Belakangan ini, ada kabar baru dari Mahkamah Konstitusi (MK) yang bikin geleng-geleng kepala. Jadi, MK baru saja memutuskan menolak lagi untuk kesekian kalianya tentang gugatan soal syarat pendidikan minimal S1 untuk calon presiden, wakil presiden, atau pejabat negara setingkat ketua DPR, DPD, dan MPR. Artinya, aturan lama tetap berlaku. Lulusan SMA sederajat masih sah, halal, dan legal untuk nyalon jadi presiden.
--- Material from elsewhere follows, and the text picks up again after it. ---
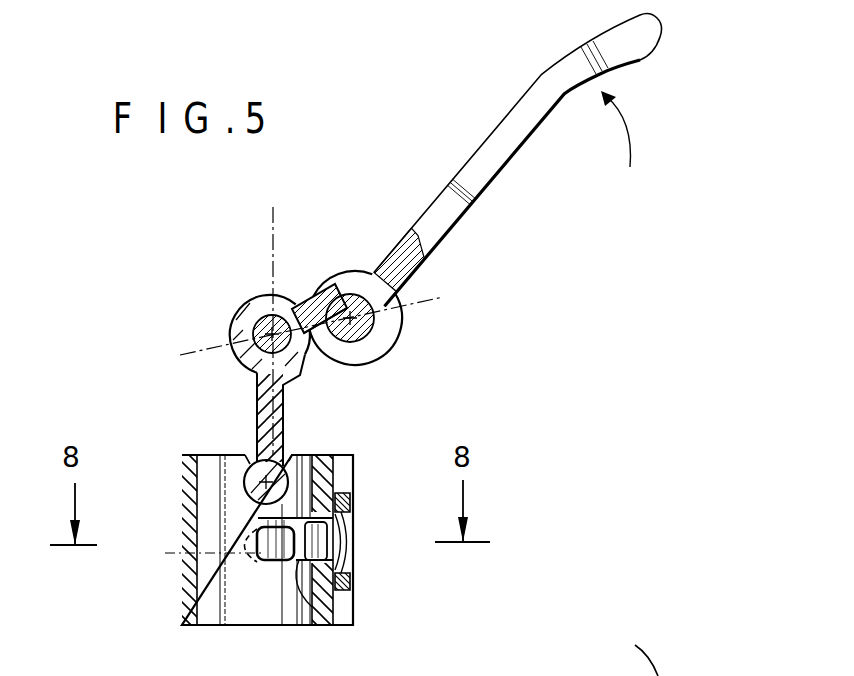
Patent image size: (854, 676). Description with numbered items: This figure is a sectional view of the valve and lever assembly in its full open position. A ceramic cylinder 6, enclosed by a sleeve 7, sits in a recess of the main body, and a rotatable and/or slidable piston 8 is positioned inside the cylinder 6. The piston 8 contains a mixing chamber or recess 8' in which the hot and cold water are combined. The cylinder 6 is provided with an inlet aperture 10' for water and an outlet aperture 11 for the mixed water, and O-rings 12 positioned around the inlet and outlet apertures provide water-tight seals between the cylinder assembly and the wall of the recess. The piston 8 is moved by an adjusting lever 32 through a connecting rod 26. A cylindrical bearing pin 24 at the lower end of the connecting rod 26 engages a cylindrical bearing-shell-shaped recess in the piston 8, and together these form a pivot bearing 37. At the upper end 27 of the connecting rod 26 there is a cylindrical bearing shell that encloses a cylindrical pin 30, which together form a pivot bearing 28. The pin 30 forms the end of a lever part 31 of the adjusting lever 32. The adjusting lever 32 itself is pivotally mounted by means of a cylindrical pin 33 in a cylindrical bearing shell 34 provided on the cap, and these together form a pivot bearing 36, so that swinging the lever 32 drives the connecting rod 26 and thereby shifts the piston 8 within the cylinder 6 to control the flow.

Kalau dipikir-pikir, aturan ini unik sekaligus absurd. Bayangkan, buat jadi guru SD saja, yang kerjaannya "hanya" ngajarin anak-anak berhitung dan membaca, sekarang harus S1 Pendidikan plus wajib lulus PPG. Kalau enggak, ya wassalam, gak bakal dapat NIP atau SK. Lha, jadi presiden yang ngurusin seluruh rakyat Indonesia, dari Aceh sampai Merauke, dari gaji ASN sampai harga cabe, kok malah cukup ijazah SMA?
![]() |
Ilustrasi (Gambar : AI Generated) |
Saya jadi ingat nasib dokter. Untuk bisa buka praktik, mereka kuliah bertahun-tahun, koas sampai mata panda, kemudian masih harus ambil profesi. Baru setelah itu boleh buka praktik dan menulis resep paracetamol. Itu pun tetap bisa kena semprot pasien kalau obatnya nggak manjur. Sementara, jadi presiden, yang keputusannya bisa bikin jutaan orang bahagia atau sengsara, ternyata nggak butuh semua itu. Cukup lulus SMA, asal punya partai pendukung. Rasanya kayak ada yang kebalik-balik di sistem logika kita.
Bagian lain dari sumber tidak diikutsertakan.